I sniffle and wipe the tears that have fallen with the back of my hand. I shake my head before answering. “I need to try to figure this out on my own.”
“You know I’m always here for you, right? Good, bad, and ugly. Whatever it is, we can figure it out together.”
“I know, Dad. I appreciate it. I need to do this on my own first.” I need time to process everything and talk to Dean. It’s just so embarrassing to talk about something like this with your dad. It would mean telling him certain things that I’m sure he doesn’t want to know.
Dad nods, though he probably knows more than what he lets on, but doesn’t want to push me too hard.
“Okay. I’m here when you’re ready. Are you still going to come with me to see Mom tomorrow?” he asks, changing the subject.
“Yeah. It’s overdue that I see her.” He gives my shoulders a squeeze, and heads into the kitchen to start dinner for us.
The next day, we are on our way to the local cemetery to visit Mom. It’s been so long since I’ve been here, and being back brings on a slew of emotions that I’m not prepared for. Memories flash of her funeral and lowering her into the ground, for good. I swipe tears away that have already begun to fall by the time Dad and I park the car and walk to hergravestone. Dad places the bouquet of flowers in front of the grey stone.
Clara Brady: Beloved Mother and Wife
Live life for you
For your dreams to become reality
Live life for you,something Mom always used to say. To do what you want with your life, following your dreams and passions no matter what the naysayers think. It’s something I think about almost every day, and why I’ve thrown everything I have into racing and getting into the Cup series.
We stand here for a bit in silence as more tears run down my cheeks.
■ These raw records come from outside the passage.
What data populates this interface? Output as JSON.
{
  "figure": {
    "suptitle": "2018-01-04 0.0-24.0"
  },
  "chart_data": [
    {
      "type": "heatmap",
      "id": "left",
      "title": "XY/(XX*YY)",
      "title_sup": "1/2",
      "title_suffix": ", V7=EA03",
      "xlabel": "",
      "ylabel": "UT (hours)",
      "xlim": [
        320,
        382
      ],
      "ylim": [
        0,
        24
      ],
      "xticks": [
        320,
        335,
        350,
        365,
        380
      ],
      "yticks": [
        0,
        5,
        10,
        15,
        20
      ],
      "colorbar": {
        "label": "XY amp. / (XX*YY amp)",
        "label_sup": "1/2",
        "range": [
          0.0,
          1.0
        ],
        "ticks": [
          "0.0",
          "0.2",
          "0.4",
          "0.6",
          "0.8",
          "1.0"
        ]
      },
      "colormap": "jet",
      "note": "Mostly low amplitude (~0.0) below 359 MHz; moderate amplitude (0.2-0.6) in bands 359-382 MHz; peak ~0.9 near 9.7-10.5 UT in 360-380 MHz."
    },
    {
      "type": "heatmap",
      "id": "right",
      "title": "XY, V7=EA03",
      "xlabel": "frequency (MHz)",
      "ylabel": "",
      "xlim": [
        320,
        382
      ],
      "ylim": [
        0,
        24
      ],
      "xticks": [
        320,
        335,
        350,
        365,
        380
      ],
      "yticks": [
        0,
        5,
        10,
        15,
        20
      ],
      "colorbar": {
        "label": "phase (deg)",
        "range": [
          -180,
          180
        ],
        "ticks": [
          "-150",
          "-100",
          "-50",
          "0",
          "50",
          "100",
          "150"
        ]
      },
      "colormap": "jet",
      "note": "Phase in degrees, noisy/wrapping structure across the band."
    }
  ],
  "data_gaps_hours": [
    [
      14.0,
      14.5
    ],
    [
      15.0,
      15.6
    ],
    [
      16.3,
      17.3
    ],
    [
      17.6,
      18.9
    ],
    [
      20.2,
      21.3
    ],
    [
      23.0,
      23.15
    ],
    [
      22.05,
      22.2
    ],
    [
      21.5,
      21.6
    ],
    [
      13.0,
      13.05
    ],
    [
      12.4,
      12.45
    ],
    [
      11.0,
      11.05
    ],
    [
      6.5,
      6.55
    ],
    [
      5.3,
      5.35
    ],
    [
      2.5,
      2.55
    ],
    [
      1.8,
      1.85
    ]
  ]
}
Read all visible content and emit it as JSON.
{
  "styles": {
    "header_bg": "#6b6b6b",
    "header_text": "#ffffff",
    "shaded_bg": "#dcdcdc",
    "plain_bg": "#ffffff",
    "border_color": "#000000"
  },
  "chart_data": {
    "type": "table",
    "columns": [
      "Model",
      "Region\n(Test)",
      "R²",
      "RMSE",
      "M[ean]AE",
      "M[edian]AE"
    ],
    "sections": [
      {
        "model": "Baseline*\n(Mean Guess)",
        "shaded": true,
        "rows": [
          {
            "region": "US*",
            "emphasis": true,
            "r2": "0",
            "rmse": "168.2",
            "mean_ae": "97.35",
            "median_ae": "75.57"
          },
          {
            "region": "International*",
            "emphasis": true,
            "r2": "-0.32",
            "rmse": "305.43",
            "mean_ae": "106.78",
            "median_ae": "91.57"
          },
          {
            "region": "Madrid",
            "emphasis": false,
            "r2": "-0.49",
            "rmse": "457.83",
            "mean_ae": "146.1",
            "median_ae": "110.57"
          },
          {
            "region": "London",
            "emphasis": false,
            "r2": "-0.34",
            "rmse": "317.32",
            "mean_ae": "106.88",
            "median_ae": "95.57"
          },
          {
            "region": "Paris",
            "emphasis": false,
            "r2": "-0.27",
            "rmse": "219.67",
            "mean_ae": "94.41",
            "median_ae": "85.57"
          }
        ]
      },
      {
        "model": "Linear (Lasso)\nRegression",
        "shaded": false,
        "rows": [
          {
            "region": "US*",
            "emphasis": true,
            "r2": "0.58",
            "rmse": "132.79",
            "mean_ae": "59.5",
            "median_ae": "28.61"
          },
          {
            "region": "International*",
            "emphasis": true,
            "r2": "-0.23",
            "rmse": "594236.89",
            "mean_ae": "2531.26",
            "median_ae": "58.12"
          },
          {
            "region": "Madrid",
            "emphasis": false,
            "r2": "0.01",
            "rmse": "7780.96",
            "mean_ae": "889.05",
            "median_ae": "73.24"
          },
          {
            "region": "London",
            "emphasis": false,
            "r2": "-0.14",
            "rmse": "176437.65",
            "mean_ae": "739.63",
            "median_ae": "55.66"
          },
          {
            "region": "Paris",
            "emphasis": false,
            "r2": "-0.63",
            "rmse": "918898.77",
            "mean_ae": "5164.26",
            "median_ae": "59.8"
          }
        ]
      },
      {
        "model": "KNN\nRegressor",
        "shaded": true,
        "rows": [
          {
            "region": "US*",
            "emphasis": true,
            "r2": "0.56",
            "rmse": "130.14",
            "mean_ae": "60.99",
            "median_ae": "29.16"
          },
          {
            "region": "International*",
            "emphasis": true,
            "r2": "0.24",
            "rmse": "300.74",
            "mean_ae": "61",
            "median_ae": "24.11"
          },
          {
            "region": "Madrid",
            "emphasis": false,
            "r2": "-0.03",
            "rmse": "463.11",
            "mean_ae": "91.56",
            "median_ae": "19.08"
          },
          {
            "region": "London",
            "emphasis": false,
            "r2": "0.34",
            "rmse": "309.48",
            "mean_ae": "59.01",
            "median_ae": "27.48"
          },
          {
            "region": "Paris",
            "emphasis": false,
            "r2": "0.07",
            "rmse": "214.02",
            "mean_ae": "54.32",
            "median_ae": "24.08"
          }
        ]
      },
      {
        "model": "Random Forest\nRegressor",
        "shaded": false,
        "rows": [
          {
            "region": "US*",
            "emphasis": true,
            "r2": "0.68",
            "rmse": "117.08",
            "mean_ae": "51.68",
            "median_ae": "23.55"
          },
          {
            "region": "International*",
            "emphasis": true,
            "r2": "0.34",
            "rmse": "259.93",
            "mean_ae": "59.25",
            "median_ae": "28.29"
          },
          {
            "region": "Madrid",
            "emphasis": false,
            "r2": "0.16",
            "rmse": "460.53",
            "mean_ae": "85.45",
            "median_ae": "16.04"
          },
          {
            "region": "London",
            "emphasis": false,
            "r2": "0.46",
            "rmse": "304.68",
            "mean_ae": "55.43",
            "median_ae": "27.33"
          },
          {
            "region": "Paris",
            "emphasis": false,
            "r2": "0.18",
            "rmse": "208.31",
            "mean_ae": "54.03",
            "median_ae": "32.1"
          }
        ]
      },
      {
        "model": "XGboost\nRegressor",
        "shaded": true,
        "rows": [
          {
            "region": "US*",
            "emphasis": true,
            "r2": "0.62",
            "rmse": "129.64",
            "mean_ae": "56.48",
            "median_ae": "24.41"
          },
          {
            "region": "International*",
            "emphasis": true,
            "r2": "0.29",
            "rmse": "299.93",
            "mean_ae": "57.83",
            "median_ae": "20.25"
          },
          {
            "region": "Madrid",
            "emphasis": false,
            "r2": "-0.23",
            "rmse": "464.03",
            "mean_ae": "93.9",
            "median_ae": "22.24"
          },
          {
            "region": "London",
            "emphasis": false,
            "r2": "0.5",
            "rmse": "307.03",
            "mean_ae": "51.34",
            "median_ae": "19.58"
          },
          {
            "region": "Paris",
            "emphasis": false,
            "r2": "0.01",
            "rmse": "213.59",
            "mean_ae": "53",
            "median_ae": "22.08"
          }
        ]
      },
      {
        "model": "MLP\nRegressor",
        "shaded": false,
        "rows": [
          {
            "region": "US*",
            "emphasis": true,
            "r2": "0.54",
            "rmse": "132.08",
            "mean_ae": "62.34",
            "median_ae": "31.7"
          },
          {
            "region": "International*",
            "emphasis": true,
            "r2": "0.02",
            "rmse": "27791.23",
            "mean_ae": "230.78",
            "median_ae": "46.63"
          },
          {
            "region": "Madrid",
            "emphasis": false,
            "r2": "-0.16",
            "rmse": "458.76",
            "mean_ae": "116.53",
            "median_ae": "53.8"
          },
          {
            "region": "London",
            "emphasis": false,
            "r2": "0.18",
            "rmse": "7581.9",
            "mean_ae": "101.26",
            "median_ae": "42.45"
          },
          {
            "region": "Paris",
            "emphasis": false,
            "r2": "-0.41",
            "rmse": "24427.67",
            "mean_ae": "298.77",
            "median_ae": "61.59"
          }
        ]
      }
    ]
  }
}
Dad tells her that he loves and misses her, kisses me on the head, and says he’s going to wait for me in the car. Once I hear the door slam shut, the flood gates open as tears pour down my cheeks.
“I’m sorry, Mom,” I say, hiccupping through my tears. “I’m sorry I haven’t come to see you. I wish you were still here. I could use some Mom advice right now.” The wind gently blows across my tear-stained cheeks, like a caress of her hand, letting me know she’s here. “I think I messed up. Not only may it ruin my dreams to get into Cup, but I may have screwed over a guy I think I like.” Another small breeze, as if to counter my words. “Okay, a guy I know I like.”